Because honestly, your dream isn’t going to work out now no matter what. It’s not going to be a truly solitary life. If you go to Reno, you’re probably going to call him all the time anyway, think of him, and visit. Anyway, the world is full of wonderful animals, and places are always there, but there’s only one bespectacled man and you have him right now. So just have him.

And Madeline, don’t let his 30 year-oldness impress you—that’s not so old, and I’m sure he’s still totally retarded in many ways. Don’t be surprised if, when you stop having your love vs. independence freak-out, he starts having his own. Most relationships contain a fixed amount of sheer intimacy-terror and if one person drops some, the other picks it up. I’m sort of afraid that if you settle in with him, he’s going to get terrified and dump you. I don’t want that to happen (though then you can go live in your trailer), so I'm going to advise you to be sort of mysterious and French about it. Do it slowly. Keep him guessing. Don't make him curtains yet. Wait. Let him make you curtains first.

You know where there’s red dirt? Moab, Utah. It’s beautiful. There’s a huge animal rescue place in the middle of nowhere near there called Best Friends. I bet you could go there for a few months and volunteer. They probably have trailers; in fact, they might not have anything else.

Aug 06, 2012; Tom Asks:

Hi Stacey, how has your summer been? I've decided to try my hand at writing. So far it's been a lot of fun. Do you have any advice for a beginner?

Stacey answers:

Hi Tom. My summer has been okay but I've had a lot of pack rats up in my shit, like my car engine and my hot tub filter area--though it just occurred to me that maybe the pack rat is my totem animal. That would fit, as they are very, very cute and very, very destructive.

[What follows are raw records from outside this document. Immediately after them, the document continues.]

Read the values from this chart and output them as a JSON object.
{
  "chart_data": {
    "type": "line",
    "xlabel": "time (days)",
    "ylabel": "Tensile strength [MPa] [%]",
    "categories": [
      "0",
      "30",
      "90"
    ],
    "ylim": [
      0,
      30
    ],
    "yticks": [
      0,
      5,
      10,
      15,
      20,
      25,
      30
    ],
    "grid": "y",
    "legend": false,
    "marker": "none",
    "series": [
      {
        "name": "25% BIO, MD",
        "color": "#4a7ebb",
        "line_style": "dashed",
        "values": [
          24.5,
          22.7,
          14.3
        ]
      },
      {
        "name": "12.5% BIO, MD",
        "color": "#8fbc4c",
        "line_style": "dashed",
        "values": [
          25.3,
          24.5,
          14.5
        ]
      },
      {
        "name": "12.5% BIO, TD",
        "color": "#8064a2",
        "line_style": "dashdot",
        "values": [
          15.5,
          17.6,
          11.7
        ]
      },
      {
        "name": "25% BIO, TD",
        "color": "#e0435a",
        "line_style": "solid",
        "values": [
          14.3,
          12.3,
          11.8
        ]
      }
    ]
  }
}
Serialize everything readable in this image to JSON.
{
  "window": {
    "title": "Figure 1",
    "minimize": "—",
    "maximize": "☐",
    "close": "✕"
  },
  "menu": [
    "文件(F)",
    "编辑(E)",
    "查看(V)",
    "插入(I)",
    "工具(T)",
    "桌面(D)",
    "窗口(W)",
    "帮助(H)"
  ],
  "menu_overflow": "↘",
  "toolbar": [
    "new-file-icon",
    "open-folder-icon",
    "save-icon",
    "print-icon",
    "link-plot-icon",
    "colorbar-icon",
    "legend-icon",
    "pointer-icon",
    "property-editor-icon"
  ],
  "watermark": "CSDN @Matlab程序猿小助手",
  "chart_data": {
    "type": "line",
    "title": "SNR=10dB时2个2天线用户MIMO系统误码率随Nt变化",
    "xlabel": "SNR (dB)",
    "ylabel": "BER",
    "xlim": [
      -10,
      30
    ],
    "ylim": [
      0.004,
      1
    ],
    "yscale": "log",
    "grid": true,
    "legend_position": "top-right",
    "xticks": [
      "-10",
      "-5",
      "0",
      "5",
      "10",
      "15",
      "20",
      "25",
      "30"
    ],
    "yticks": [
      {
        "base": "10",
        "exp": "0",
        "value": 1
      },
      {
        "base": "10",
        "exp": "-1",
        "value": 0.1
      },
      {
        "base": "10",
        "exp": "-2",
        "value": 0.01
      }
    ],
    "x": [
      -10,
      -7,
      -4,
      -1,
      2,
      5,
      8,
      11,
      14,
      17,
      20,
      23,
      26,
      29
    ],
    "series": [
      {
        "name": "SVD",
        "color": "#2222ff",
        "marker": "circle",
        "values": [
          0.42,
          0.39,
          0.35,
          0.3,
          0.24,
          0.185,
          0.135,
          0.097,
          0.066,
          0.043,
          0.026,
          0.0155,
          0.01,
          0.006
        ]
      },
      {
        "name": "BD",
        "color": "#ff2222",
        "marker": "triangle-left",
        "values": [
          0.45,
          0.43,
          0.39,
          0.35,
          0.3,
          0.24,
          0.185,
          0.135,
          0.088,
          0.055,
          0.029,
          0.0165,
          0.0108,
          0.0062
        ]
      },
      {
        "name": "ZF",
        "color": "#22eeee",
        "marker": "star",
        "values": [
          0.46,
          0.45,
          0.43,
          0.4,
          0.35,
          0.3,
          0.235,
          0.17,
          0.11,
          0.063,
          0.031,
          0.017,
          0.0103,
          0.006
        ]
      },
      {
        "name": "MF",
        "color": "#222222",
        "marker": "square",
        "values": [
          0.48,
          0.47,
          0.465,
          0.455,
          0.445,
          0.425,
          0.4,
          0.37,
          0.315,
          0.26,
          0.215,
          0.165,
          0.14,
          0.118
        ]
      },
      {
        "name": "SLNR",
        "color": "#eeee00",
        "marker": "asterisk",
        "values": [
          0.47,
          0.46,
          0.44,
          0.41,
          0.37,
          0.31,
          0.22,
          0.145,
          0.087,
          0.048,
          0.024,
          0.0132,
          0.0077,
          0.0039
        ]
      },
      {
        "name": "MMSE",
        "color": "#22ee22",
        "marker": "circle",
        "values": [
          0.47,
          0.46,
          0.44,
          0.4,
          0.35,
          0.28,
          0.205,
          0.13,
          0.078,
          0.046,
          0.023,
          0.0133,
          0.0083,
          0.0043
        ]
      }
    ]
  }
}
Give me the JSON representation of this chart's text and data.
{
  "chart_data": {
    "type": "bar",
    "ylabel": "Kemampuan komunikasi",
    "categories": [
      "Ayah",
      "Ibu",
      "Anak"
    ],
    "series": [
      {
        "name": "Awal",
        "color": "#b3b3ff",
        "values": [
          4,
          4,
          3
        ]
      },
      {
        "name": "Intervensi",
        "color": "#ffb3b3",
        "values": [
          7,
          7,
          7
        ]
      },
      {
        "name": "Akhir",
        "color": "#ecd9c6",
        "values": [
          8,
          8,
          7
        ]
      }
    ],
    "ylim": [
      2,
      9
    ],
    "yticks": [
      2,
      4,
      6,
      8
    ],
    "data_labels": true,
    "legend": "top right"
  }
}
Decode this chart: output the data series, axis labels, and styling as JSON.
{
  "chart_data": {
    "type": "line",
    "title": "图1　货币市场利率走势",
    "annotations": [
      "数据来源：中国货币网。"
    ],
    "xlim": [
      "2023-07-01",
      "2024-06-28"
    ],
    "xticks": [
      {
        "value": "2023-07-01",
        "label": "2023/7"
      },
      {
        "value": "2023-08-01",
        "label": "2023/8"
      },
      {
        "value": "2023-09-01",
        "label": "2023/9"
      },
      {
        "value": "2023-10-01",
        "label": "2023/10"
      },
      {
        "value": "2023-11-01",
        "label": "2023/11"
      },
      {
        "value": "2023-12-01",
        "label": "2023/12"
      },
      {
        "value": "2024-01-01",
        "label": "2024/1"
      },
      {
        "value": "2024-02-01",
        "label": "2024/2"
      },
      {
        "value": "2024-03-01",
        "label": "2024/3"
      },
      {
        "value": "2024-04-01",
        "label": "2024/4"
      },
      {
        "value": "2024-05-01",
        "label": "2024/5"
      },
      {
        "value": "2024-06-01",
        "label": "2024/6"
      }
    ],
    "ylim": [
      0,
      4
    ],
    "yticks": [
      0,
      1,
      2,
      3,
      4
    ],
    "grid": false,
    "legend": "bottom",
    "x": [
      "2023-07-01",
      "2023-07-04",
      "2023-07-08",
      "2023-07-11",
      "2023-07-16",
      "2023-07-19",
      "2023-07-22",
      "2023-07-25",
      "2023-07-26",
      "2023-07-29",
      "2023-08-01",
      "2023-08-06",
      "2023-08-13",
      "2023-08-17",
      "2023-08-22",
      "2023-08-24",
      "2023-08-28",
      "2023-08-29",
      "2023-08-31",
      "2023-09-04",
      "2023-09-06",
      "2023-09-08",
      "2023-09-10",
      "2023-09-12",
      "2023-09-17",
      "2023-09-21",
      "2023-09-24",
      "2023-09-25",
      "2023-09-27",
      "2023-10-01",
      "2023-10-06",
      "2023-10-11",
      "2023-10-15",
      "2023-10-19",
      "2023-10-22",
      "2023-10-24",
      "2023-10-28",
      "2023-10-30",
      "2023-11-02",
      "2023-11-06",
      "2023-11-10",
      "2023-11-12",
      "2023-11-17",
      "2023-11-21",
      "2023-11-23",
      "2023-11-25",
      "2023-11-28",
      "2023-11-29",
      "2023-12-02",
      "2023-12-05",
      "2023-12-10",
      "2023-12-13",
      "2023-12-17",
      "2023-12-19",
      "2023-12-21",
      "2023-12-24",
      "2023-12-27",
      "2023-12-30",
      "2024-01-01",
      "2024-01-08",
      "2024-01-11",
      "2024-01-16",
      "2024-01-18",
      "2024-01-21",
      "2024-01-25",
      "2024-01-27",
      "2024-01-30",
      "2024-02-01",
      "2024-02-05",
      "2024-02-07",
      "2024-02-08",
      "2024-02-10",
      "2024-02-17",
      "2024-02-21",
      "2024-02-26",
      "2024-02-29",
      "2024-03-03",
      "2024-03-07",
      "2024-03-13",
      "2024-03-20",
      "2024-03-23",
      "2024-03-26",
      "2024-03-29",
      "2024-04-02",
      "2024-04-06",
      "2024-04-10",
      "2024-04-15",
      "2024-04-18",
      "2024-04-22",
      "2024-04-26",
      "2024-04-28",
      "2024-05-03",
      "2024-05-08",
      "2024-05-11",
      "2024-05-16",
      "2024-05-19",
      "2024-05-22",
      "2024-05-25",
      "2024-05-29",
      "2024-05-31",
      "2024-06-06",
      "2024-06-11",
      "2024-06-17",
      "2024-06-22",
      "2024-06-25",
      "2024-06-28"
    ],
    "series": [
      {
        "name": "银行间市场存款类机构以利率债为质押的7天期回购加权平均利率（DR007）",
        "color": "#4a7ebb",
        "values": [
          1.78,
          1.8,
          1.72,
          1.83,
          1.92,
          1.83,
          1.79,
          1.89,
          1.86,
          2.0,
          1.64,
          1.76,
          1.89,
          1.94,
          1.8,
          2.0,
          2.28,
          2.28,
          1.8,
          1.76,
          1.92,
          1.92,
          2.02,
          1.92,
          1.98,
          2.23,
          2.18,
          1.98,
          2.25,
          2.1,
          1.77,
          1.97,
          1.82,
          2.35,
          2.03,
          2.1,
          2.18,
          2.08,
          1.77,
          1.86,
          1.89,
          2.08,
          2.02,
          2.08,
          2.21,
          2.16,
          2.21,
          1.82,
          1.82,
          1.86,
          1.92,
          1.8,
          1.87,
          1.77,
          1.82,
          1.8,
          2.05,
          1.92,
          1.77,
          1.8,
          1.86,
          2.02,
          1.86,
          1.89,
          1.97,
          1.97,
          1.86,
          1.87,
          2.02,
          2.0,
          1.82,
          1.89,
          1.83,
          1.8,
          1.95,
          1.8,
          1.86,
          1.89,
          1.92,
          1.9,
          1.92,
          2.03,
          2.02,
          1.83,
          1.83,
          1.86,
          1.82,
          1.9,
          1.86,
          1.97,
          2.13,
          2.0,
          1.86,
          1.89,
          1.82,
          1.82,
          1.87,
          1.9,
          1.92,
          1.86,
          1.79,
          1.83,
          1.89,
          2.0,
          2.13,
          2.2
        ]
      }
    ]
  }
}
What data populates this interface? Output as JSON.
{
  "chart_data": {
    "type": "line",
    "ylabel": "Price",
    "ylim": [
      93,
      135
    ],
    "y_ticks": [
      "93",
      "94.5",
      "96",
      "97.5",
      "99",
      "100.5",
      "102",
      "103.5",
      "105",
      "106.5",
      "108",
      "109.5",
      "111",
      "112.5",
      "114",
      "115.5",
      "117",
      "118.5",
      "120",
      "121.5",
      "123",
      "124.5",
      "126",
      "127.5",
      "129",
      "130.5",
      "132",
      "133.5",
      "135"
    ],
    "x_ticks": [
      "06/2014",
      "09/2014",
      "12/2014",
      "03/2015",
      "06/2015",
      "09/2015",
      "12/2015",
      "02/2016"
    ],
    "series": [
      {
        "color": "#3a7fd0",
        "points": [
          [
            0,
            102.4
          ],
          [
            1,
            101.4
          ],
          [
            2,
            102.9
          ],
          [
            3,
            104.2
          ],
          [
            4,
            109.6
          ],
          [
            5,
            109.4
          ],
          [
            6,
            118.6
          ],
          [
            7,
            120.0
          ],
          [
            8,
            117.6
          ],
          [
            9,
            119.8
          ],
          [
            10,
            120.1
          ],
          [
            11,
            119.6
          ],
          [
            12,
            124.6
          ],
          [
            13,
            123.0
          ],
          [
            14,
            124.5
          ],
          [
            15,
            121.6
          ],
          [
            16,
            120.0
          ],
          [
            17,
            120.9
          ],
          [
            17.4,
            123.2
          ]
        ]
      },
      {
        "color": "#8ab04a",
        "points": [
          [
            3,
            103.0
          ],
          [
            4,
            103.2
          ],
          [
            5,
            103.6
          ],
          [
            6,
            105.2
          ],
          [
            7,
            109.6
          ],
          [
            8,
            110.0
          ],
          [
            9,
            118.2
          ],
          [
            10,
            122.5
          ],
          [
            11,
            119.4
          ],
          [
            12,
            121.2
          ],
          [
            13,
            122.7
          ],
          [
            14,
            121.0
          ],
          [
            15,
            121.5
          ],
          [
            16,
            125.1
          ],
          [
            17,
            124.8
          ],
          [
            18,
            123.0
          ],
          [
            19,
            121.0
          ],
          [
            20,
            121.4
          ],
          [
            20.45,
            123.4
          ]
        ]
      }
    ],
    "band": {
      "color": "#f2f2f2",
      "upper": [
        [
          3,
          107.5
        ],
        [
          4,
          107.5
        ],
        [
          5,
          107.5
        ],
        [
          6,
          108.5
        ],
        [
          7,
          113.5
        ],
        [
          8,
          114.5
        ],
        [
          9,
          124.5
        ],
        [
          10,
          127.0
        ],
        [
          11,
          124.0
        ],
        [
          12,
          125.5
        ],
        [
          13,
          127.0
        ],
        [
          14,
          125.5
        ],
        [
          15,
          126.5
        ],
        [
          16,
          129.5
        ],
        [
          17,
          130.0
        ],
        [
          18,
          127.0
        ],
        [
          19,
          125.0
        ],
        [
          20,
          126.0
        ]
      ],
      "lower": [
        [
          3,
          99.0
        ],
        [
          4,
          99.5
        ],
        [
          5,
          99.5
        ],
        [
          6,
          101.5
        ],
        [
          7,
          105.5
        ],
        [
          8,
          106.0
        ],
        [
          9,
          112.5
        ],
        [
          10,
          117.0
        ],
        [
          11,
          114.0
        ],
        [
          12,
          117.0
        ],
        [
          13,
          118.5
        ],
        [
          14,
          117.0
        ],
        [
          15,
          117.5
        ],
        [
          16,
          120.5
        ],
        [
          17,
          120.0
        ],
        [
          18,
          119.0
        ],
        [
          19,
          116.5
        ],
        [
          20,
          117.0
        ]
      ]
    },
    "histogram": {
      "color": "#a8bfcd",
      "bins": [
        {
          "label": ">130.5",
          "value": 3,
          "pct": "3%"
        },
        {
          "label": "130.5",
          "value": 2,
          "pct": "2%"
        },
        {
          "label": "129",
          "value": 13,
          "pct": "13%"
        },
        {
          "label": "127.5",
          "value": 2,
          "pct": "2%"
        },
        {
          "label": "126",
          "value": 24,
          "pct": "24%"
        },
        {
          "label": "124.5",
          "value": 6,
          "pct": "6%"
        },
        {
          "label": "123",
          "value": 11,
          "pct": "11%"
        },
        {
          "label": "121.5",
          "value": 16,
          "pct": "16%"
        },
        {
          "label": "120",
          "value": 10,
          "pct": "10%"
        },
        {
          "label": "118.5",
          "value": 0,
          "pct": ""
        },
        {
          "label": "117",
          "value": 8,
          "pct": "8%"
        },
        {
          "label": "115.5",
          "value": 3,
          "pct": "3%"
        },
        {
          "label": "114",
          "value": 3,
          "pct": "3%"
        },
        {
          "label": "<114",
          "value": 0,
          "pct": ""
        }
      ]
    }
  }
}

For you, Tom, as a beginning writer, my advice is to try to write some good dialogue; to get there, look at books you like to figure out what you think good dialogue is. That way you'll have at least two characters and, if you're lucky, a little bit of frisson. You strike me as being sort of simultaneously attracted to surfaces and depths, and since surfaces are easier in dialogue, I'm afraid you'll write dialogue like: A) "What time is it?" B) "I don't know." A) "Shouldn't the pizza be here?" B) "Yeah. It's late. I'm starving!" A) I know. Food is good!" etc. But you can do better!